If ... the victim can show no way in which the company policy had an impact on them within the limitations period, the continuing violation doctrine is of no assistance or applicability, because mere "continuing impact from past violations is not actionable. Continuing violations are."

Id. (quotation omitted). Although Ellis was technically still an employee, his leave of absence renders him more like a past employee in terms of being out of reach of the impact of any continuing violations.

To resolve this claim in Ellis's favor, we would have to conclude that the incremental emotional distress Gelson's inflicted by terminating Ellis was insignificant for purposes of the preemption question, but extremely severe for accrual of the cause of action. We find that Gelson's wrongful conduct prior to terminating Ellis was no longer actionable by the time Ellis filed his complaint. The district court did not err in considering only Gelson's conduct in terminating Ellis, and not its other alleged outrageous conduct, in deciding the preemption issue.

B

Because Gelson's verbally and physically abusive conduct is no longer actionable, the sole actionable conduct giving rise to the claim of emotional distress is Gelson's termination of Ellis's employment.

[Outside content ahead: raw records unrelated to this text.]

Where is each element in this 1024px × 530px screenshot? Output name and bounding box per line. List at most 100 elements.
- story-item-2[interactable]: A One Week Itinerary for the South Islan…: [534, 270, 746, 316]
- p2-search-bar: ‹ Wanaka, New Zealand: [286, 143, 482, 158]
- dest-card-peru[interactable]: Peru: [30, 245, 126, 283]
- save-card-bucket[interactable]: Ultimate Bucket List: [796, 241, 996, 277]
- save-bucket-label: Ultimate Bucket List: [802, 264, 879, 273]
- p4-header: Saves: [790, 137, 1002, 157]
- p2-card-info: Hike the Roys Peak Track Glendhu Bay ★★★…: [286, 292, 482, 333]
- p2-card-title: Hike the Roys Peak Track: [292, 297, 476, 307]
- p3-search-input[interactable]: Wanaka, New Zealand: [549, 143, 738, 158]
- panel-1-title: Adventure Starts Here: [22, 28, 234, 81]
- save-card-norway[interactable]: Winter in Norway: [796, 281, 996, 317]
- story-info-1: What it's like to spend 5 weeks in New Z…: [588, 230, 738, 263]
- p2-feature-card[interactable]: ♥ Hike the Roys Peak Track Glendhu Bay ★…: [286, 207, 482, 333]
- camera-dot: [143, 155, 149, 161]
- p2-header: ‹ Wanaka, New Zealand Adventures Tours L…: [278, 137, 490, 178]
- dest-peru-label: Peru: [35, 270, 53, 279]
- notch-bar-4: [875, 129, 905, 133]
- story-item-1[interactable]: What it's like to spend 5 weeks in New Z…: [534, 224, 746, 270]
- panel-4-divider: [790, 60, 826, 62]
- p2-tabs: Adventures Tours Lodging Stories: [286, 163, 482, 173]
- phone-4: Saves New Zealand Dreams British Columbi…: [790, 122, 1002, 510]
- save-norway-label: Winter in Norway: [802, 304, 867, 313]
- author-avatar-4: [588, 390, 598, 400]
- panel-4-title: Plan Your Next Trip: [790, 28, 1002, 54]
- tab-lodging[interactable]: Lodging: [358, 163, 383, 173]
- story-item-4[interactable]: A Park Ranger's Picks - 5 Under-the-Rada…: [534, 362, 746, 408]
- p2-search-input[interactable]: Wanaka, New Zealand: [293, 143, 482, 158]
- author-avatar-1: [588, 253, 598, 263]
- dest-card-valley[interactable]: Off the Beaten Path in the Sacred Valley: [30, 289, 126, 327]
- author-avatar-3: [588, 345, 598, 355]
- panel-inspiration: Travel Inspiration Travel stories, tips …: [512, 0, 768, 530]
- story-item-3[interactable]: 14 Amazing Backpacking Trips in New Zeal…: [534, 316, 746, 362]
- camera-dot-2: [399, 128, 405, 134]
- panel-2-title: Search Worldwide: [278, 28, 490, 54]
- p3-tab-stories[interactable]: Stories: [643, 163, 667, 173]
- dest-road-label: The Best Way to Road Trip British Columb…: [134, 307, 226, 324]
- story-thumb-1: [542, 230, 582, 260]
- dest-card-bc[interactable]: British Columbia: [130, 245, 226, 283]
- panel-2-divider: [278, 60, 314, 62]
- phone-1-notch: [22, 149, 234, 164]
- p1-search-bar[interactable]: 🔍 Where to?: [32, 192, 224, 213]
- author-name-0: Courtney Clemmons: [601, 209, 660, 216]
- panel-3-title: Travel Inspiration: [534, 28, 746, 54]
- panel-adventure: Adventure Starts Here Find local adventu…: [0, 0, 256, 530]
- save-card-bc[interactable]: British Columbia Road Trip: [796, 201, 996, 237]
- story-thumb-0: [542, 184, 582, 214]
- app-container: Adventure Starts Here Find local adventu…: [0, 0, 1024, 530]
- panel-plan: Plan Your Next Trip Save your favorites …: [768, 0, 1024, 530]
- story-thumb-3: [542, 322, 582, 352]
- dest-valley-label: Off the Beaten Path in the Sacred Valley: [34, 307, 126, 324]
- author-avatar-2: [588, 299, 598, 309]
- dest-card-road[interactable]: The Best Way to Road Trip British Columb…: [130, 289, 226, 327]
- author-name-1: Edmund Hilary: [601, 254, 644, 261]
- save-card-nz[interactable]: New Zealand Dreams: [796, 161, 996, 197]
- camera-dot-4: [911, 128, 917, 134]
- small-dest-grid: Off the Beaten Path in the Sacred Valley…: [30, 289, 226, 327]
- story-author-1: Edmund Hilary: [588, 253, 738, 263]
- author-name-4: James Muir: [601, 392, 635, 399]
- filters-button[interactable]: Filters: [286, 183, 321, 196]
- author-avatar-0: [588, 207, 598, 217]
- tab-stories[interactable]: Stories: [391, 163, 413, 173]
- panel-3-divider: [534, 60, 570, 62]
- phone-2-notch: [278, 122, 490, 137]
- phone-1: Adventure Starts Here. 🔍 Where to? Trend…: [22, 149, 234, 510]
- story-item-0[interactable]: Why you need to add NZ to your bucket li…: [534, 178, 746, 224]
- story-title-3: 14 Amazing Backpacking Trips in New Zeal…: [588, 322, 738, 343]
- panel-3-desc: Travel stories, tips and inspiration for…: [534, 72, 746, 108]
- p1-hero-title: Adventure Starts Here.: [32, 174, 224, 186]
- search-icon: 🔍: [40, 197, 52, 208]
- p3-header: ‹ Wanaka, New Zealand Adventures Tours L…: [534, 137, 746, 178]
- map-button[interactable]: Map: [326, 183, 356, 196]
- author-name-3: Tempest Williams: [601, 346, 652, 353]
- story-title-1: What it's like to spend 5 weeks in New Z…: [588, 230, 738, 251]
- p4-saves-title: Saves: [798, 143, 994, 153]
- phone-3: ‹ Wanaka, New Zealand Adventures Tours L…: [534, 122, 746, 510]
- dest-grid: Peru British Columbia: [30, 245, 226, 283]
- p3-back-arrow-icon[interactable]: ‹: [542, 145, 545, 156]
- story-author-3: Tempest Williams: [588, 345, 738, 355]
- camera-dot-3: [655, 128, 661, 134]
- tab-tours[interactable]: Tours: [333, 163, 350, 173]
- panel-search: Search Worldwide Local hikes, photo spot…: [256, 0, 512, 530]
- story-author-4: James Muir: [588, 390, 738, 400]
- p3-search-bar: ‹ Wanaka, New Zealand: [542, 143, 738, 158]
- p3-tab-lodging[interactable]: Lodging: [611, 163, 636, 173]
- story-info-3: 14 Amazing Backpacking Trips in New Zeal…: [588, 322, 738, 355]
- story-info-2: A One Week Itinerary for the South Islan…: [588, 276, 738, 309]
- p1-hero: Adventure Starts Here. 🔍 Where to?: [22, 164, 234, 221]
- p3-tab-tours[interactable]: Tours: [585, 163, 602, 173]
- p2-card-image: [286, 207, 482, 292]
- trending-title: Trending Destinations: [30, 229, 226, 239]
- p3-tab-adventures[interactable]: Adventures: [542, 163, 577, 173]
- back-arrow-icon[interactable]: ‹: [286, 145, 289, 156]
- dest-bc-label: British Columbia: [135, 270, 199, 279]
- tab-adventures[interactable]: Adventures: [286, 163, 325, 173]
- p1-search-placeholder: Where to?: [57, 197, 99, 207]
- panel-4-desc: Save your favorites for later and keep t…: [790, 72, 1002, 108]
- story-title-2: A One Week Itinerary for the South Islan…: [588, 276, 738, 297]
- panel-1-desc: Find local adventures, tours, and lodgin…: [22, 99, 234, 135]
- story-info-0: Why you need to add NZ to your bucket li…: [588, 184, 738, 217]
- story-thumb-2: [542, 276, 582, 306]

"Section 301 governs claims founded directly on rights created by collective-bargaining agreements, and also claims 'substantially dependent on analysis of a collective-bargaining agreement.' " Caterpillar Inc. v. Williams, 482 U.S. 386, 394 (1987) (quotation omitted). Before a complaint will be deemed dependent upon a collective bargaining agreement, the plaintiff must invoke a right created by that agreement, id.